Wheaten genetics

chikenkid617

In the Brooder
Joined
Feb 17, 2026
Messages
32
Reaction score
34
Points
34
Hi, I'm just curious how wheaten genetics work when crossing to duckwing. I'm hoping to make blue (gold) wheaten and silver wheaten/salmon in the main breed I work with, and I am using blue breasted red to wheaten to make the blue wheaten and silver duckwing to wheaten to make silver wheaten. I'm just curious how many generations this will take, chicken genetics calculator says wheaten to duckwing makes duckwing and you have to cross those to wheaten to get more wheaten, but ai, Google, and other threads here say wheaten is dominant over duckwing, so I'm just curious which is true. I know how BBS and gold/silver genetics work, just asking about the wheaten to duckwing :). Thank you!
 
Hi, I'm just curious how wheaten genetics work when crossing to duckwing. I'm hoping to make blue (gold) wheaten and silver wheaten/salmon in the main breed I work with, and I am using blue breasted red to wheaten to make the blue wheaten and silver duckwing to wheaten to make silver wheaten. I'm just curious how many generations this will take, chicken genetics calculator says wheaten to duckwing makes duckwing and you have to cross those to wheaten to get more wheaten, but ai, Google, and other threads here say wheaten is dominant over duckwing, so I'm just curious which is true. I know how BBS and gold/silver genetics work, just asking about the wheaten to duckwing :). Thank you!
If what you really want is chicks that are pure for the Wheaten gene (E^Wh), then you should be able to get some in the second generation. For that, it does not really matter whether Duckwing is dominant over Wheaten or vice versa.
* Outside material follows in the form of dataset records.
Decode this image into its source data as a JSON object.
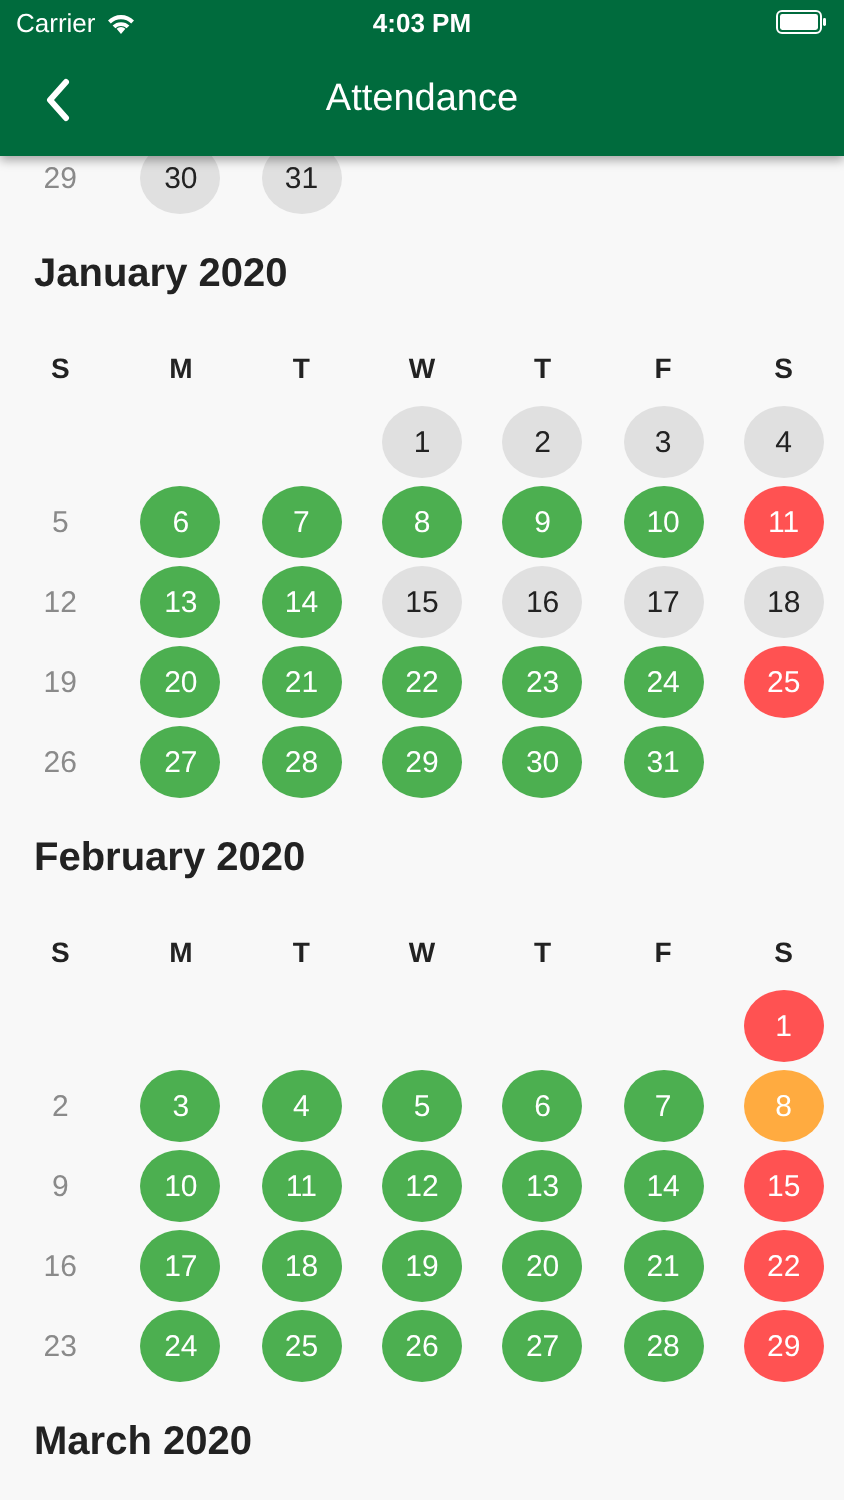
{
  "status_bar": {
    "carrier": "Carrier",
    "time": "4:03 PM"
  },
  "header": {
    "title": "Attendance"
  },
  "months": [
    {
      "kind": "partial",
      "weeks": [
        {
          "kind": "normal",
          "days": [
            {
              "day": "29",
              "kind": "plain"
            },
            {
              "day": "30",
              "kind": "holiday"
            },
            {
              "day": "31",
              "kind": "holiday"
            }
          ]
        }
      ]
    },
    {
      "kind": "full",
      "title": "January 2020",
      "weekdays": [
        "S",
        "M",
        "T",
        "W",
        "T",
        "F",
        "S"
      ],
      "weeks": [
        {
          "kind": "first",
          "days": [
            {
              "day": "1",
              "kind": "holiday"
            },
            {
              "day": "2",
              "kind": "holiday"
            },
            {
              "day": "3",
              "kind": "holiday"
            },
            {
              "day": "4",
              "kind": "holiday"
            }
          ]
        },
        {
          "kind": "normal",
          "days": [
            {
              "day": "5",
              "kind": "plain"
            },
            {
              "day": "6",
              "kind": "present"
            },
            {
              "day": "7",
              "kind": "present"
            },
            {
              "day": "8",
              "kind": "present"
            },
            {
              "day": "9",
              "kind": "present"
            },
            {
              "day": "10",
              "kind": "present"
            },
            {
              "day": "11",
              "kind": "absent"
            }
          ]
        },
        {
          "kind": "normal",
          "days": [
            {
              "day": "12",
              "kind": "plain"
            },
            {
              "day": "13",
              "kind": "present"
            },
            {
              "day": "14",
              "kind": "present"
            },
            {
              "day": "15",
              "kind": "holiday"
            },
            {
              "day": "16",
              "kind": "holiday"
            },
            {
              "day": "17",
              "kind": "holiday"
            },
            {
              "day": "18",
              "kind": "holiday"
            }
          ]
        },
        {
          "kind": "normal",
          "days": [
            {
              "day": "19",
              "kind": "plain"
            },
            {
              "day": "20",
              "kind": "present"
            },
            {
              "day": "21",
              "kind": "present"
            },
            {
              "day": "22",
              "kind": "present"
            },
            {
              "day": "23",
              "kind": "present"
            },
            {
              "day": "24",
              "kind": "present"
            },
            {
              "day": "25",
              "kind": "absent"
            }
          ]
        },
        {
          "kind": "normal",
          "days": [
            {
              "day": "26",
              "kind": "plain"
            },
            {
              "day": "27",
              "kind": "present"
            },
            {
              "day": "28",
              "kind": "present"
            },
            {
              "day": "29",
              "kind": "present"
            },
            {
              "day": "30",
              "kind": "present"
            },
            {
              "day": "31",
              "kind": "present"
            }
          ]
        }
      ]
    },
    {
      "kind": "full",
      "title": "February 2020",
      "weekdays": [
        "S",
        "M",
        "T",
        "W",
        "T",
        "F",
        "S"
      ],
      "weeks": [
        {
          "kind": "first",
          "days": [
            {
              "day": "1",
              "kind": "absent"
            }
          ]
        },
        {
          "kind": "normal",
          "days": [
            {
              "day": "2",
              "kind": "plain"
            },
            {
              "day": "3",
              "kind": "present"
            },
            {
              "day": "4",
              "kind": "present"
            },
            {
              "day": "5",
              "kind": "present"
            },
            {
              "day": "6",
              "kind": "present"
            },
            {
              "day": "7",
              "kind": "present"
            },
            {
              "day": "8",
              "kind": "late"
            }
          ]
        },
        {
          "kind": "normal",
          "days": [
            {
              "day": "9",
              "kind": "plain"
            },
            {
              "day": "10",
              "kind": "present"
            },
            {
              "day": "11",
              "kind": "present"
            },
            {
              "day": "12",
              "kind": "present"
            },
            {
              "day": "13",
              "kind": "present"
            },
            {
              "day": "14",
              "kind": "present"
            },
            {
              "day": "15",
              "kind": "absent"
            }
          ]
        },
        {
          "kind": "normal",
          "days": [
            {
              "day": "16",
              "kind": "plain"
            },
            {
              "day": "17",
              "kind": "present"
            },
            {
              "day": "18",
              "kind": "present"
            },
            {
              "day": "19",
              "kind": "present"
            },
            {
              "day": "20",
              "kind": "present"
            },
            {
              "day": "21",
              "kind": "present"
            },
            {
              "day": "22",
              "kind": "absent"
            }
          ]
        },
        {
          "kind": "normal",
          "days": [
            {
              "day": "23",
              "kind": "plain"
            },
            {
              "day": "24",
              "kind": "present"
            },
            {
              "day": "25",
              "kind": "present"
            },
            {
              "day": "26",
              "kind": "present"
            },
            {
              "day": "27",
              "kind": "present"
            },
            {
              "day": "28",
              "kind": "present"
            },
            {
              "day": "29",
              "kind": "absent"
            }
          ]
        }
      ]
    },
    {
      "kind": "title_only",
      "title": "March 2020"
    }
  ]
}
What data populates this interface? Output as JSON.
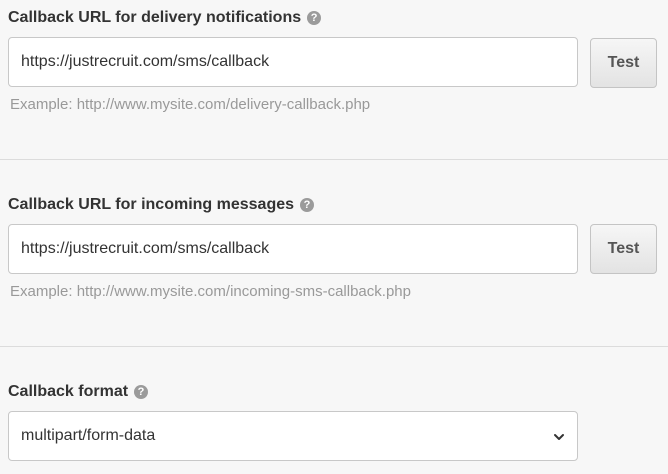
{
  "delivery": {
    "label": "Callback URL for delivery notifications",
    "help_icon": "question-circle-icon",
    "value": "https://justrecruit.com/sms/callback",
    "button_label": "Test",
    "hint": "Example: http://www.mysite.com/delivery-callback.php"
  },
  "incoming": {
    "label": "Callback URL for incoming messages",
    "help_icon": "question-circle-icon",
    "value": "https://justrecruit.com/sms/callback",
    "button_label": "Test",
    "hint": "Example: http://www.mysite.com/incoming-sms-callback.php"
  },
  "format": {
    "label": "Callback format",
    "help_icon": "question-circle-icon",
    "selected": "multipart/form-data",
    "dropdown_icon": "chevron-down-icon"
  },
  "help_glyph": "?"
}
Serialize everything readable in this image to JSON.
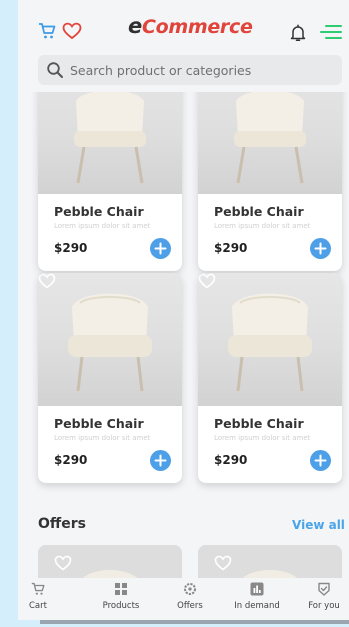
{
  "app": {
    "brand_letter": "e",
    "brand_rest": "Commerce"
  },
  "search": {
    "placeholder": "Search product or categories"
  },
  "products": [
    {
      "title": "Pebble Chair",
      "desc": "Lorem ipsum dolor sit amet",
      "price": "$290"
    },
    {
      "title": "Pebble Chair",
      "desc": "Lorem ipsum dolor sit amet",
      "price": "$290"
    },
    {
      "title": "Pebble Chair",
      "desc": "Lorem ipsum dolor sit amet",
      "price": "$290"
    },
    {
      "title": "Pebble Chair",
      "desc": "Lorem ipsum dolor sit amet",
      "price": "$290"
    }
  ],
  "offers": {
    "title": "Offers",
    "view_all": "View all"
  },
  "nav": [
    {
      "label": "Cart",
      "icon": "cart-icon"
    },
    {
      "label": "Products",
      "icon": "grid-icon"
    },
    {
      "label": "Offers",
      "icon": "gear-badge-icon"
    },
    {
      "label": "In demand",
      "icon": "bar-chart-icon"
    },
    {
      "label": "For you",
      "icon": "shield-check-icon"
    }
  ],
  "colors": {
    "accent": "#4d9fe8",
    "brand": "#e0443a",
    "icon_blue": "#3b9be6",
    "menu_green": "#2ecc71",
    "background": "#d5eefb"
  }
}
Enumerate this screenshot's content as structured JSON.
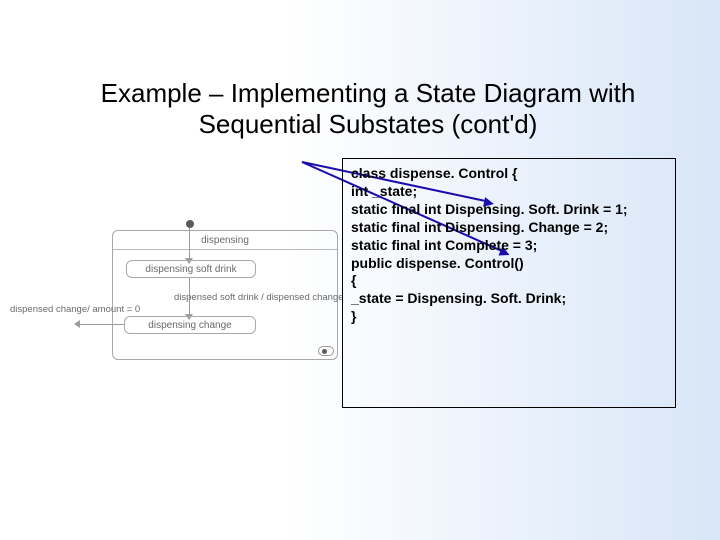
{
  "title": "Example – Implementing a State Diagram with Sequential Substates (cont'd)",
  "code": {
    "l0": "class dispense. Control {",
    "l1": "  int _state;",
    "l2": "  static final int Dispensing. Soft. Drink = 1;",
    "l3": "  static final int Dispensing. Change = 2;",
    "l4": "  static final int Complete = 3;",
    "l5": "  public dispense. Control()",
    "l6": "  {",
    "l7": "    _state = Dispensing. Soft. Drink;",
    "l8": "  }"
  },
  "diagram": {
    "outer": "dispensing",
    "sub1": "dispensing soft drink",
    "sub2": "dispensing change",
    "transition_exit": "dispensed change/ amount = 0",
    "transition_mid": "dispensed soft drink / dispensed change"
  }
}
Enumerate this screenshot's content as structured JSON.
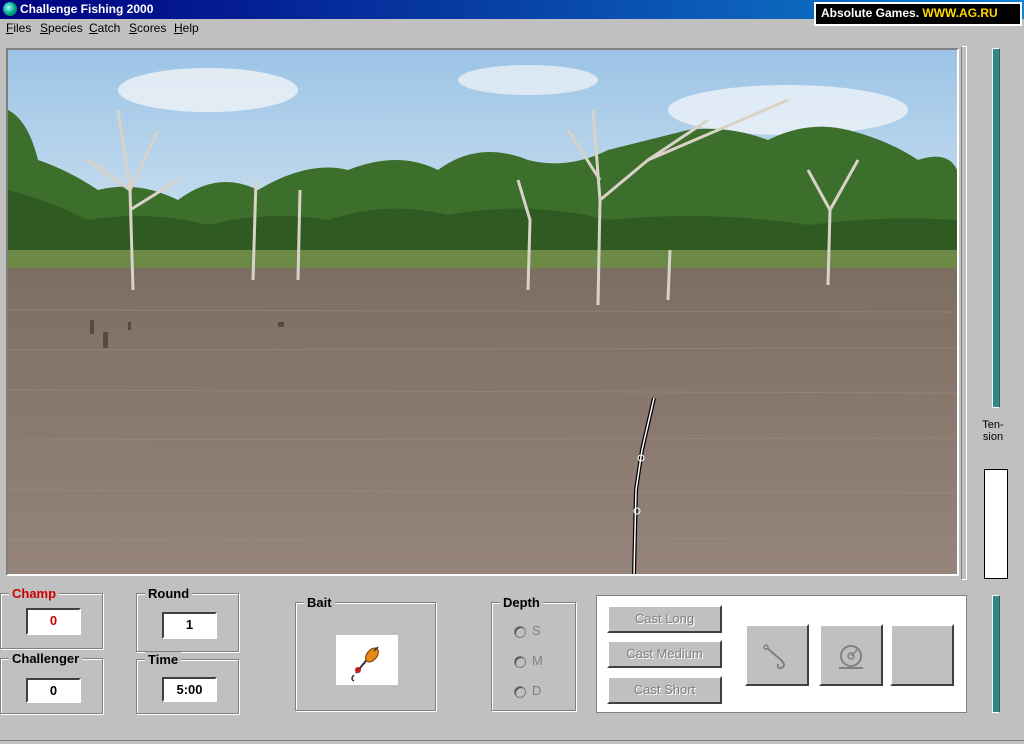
{
  "window": {
    "title": "Challenge Fishing 2000"
  },
  "banner": {
    "brand": "Absolute Games.",
    "url": "WWW.AG.RU"
  },
  "menu": [
    {
      "key": "F",
      "rest": "iles"
    },
    {
      "key": "S",
      "rest": "pecies"
    },
    {
      "key": "C",
      "rest": "atch"
    },
    {
      "key": "S",
      "rest": "cores"
    },
    {
      "key": "H",
      "rest": "elp"
    }
  ],
  "scores": {
    "champ": {
      "label": "Champ",
      "value": "0",
      "color": "#cc0000"
    },
    "challenger": {
      "label": "Challenger",
      "value": "0"
    },
    "round": {
      "label": "Round",
      "value": "1"
    },
    "time": {
      "label": "Time",
      "value": "5:00"
    }
  },
  "bait": {
    "label": "Bait",
    "icon": "spinner-lure-icon"
  },
  "depth": {
    "label": "Depth",
    "options": [
      "S",
      "M",
      "D"
    ]
  },
  "cast": {
    "long": "Cast Long",
    "medium": "Cast Medium",
    "short": "Cast Short"
  },
  "actions": [
    {
      "icon": "hook-icon"
    },
    {
      "icon": "reel-icon"
    },
    {
      "icon": "blank"
    }
  ],
  "tension": {
    "label_line1": "Ten-",
    "label_line2": "sion"
  },
  "colors": {
    "accent": "#2a8a8a",
    "titlebar": "#000080",
    "water": "#8a7a6c"
  }
}
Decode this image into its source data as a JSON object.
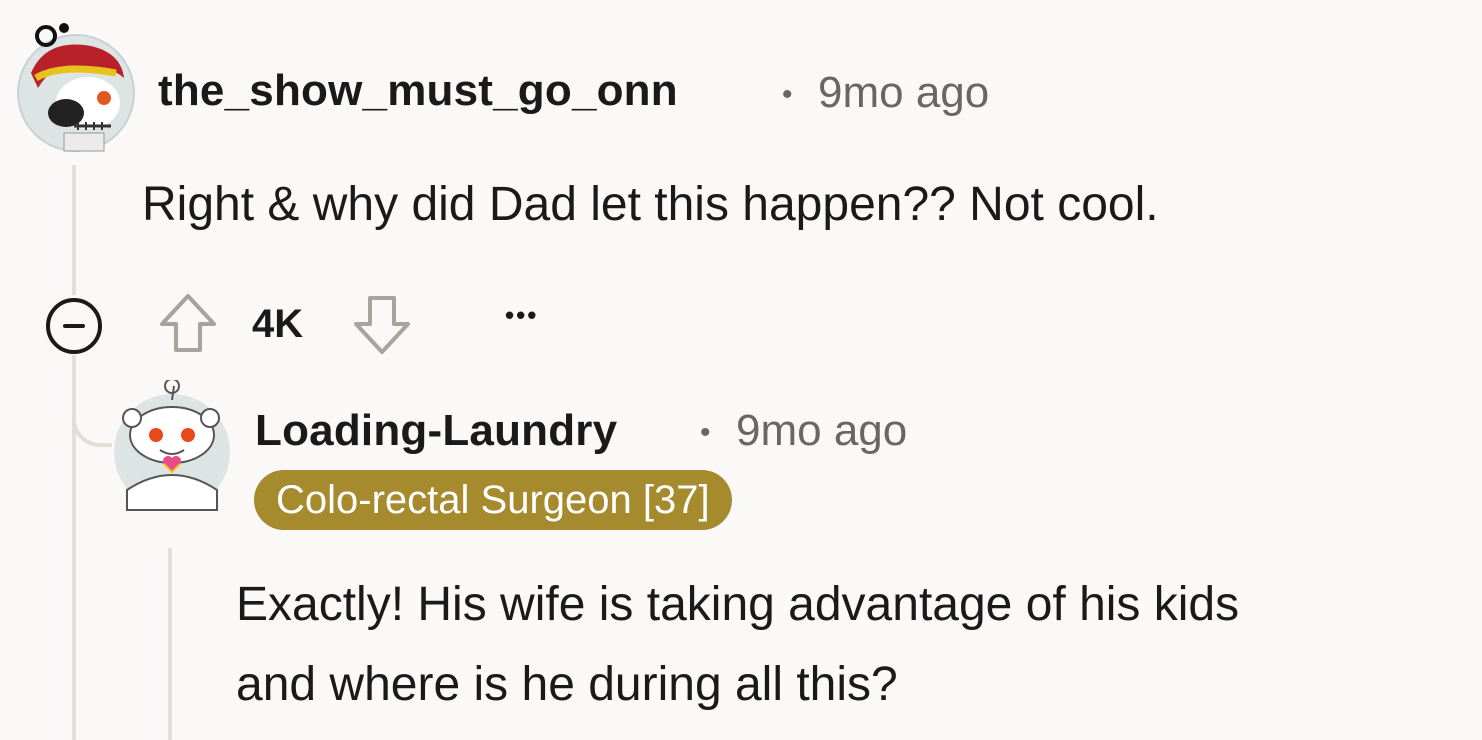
{
  "comment": {
    "author": "the_show_must_go_onn",
    "separator": "•",
    "timestamp": "9mo ago",
    "body": "Right & why did Dad let this happen?? Not cool.",
    "score": "4K",
    "more_label": "•••",
    "avatar_icon": "custom-snoo-avatar-icon"
  },
  "reply": {
    "author": "Loading-Laundry",
    "separator": "•",
    "timestamp": "9mo ago",
    "flair": "Colo-rectal Surgeon [37]",
    "flair_color": "#a58a2e",
    "body_lines": [
      "Exactly! His wife is taking advantage of his kids",
      "and where is he during all this?"
    ],
    "avatar_icon": "snoo-avatar-icon"
  },
  "colors": {
    "background": "#faf9f7",
    "thread_line": "#e5ded6",
    "text": "#1a1a1b",
    "muted": "#6b6660"
  }
}
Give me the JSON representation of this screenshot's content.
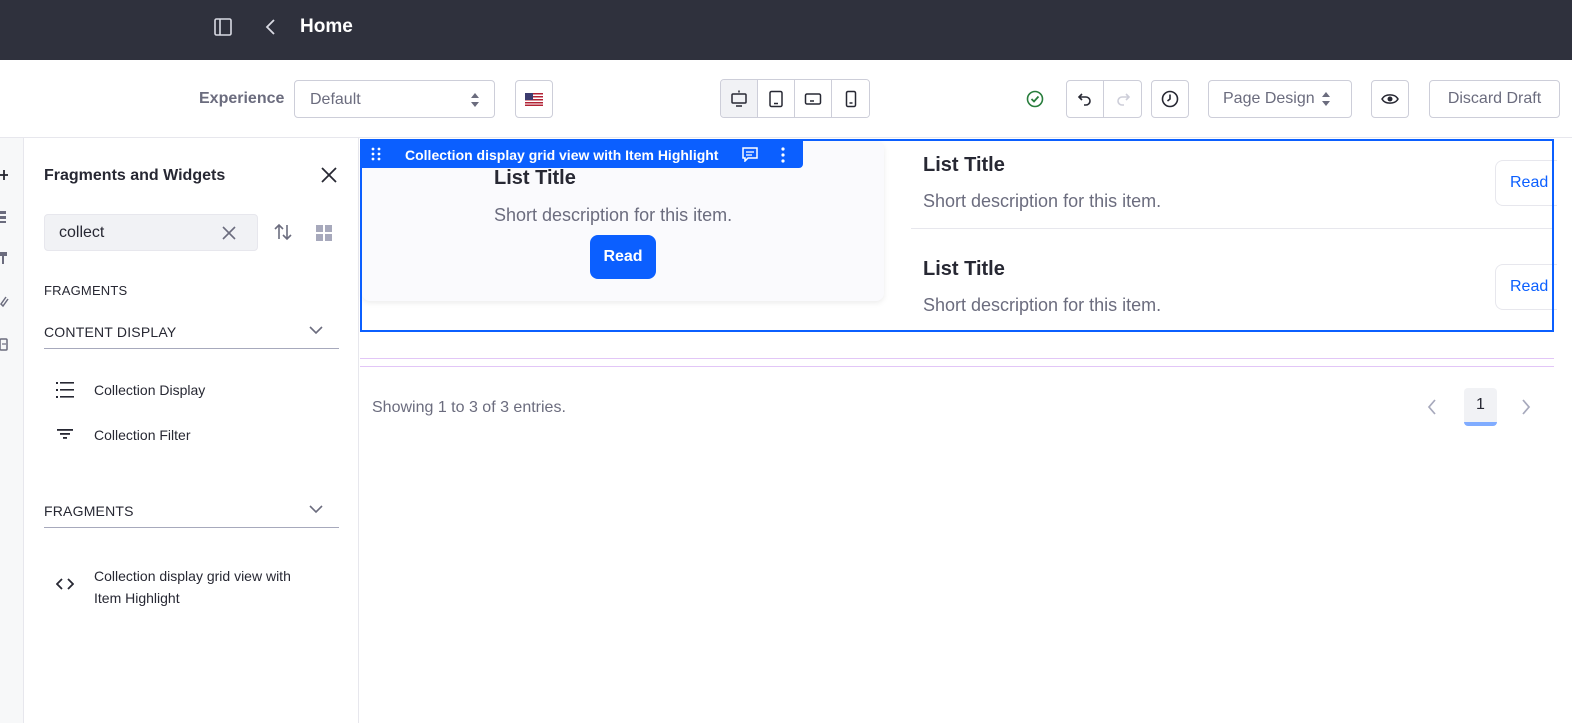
{
  "header": {
    "title": "Home"
  },
  "toolbar": {
    "experience_label": "Experience",
    "experience_value": "Default",
    "page_design_label": "Page Design",
    "discard_label": "Discard Draft",
    "icons": [
      "sidebar-toggle-icon",
      "back-icon",
      "flag-icon",
      "desktop-icon",
      "tablet-icon",
      "landscape-phone-icon",
      "portrait-phone-icon",
      "check-circle-icon",
      "undo-icon",
      "redo-icon",
      "history-icon",
      "eye-icon"
    ]
  },
  "panel": {
    "title": "Fragments and Widgets",
    "search_value": "collect",
    "section_label": "FRAGMENTS",
    "group1": {
      "label": "CONTENT DISPLAY",
      "items": [
        {
          "label": "Collection Display",
          "icon": "list-icon"
        },
        {
          "label": "Collection Filter",
          "icon": "filter-icon"
        }
      ]
    },
    "group2": {
      "label": "FRAGMENTS",
      "items": [
        {
          "label": "Collection display grid view with Item Highlight",
          "icon": "code-icon"
        }
      ]
    }
  },
  "canvas": {
    "fragment_bar_name": "Collection display grid view with Item Highlight",
    "card": {
      "title": "List Title",
      "description": "Short description for this item.",
      "button": "Read"
    },
    "list_items": [
      {
        "title": "List Title",
        "description": "Short description for this item.",
        "button": "Read"
      },
      {
        "title": "List Title",
        "description": "Short description for this item.",
        "button": "Read"
      }
    ],
    "showing_text": "Showing 1 to 3 of 3 entries.",
    "current_page": "1"
  },
  "colors": {
    "primary": "#0b5fff",
    "topbar": "#2f313d",
    "success": "#287d3c",
    "text_secondary": "#6b6c7e"
  }
}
Cross the Wheaten and the Duckwing, and you've got chicks that are E^Wh/e+ (one Wheaten gene, one Duckwing gene.)

Breed those chicks back to Wheaten, or breed them to each other, and you should get some chicks that are E^Wh/E^Wh (pure for Wheaten). That would be about 50% if you crossed back to Wheaten, or 25% if you breed the crossed chicks to each other.

I would take a good look at your Wheaten chicks and your Duckwing chicks, then at the crossed chicks you produce. Taking photos might be a good idea. Duckwing chicks usually have clear stripes in the down. Wheaten chicks mostly do not. Mixed chicks tend to have some amount of striping.

When you get some pure Wheaten chicks in your second or later generations of breeding, you can probably pick them out by sight, just based on the down color. Mark them, or put them in a separate pen, and choose your next generation of breeders from them. After that, the Duckwing gene should be gone, so you will not have to think about it any more.

I know how BBS and gold/silver genetics work, just asking about the wheaten to duckwing :).
There may also be some other genes involved in making good wheaten vs. good duckwing chickens, but breeding back to Wheaten for a few generations will probably fix most of them.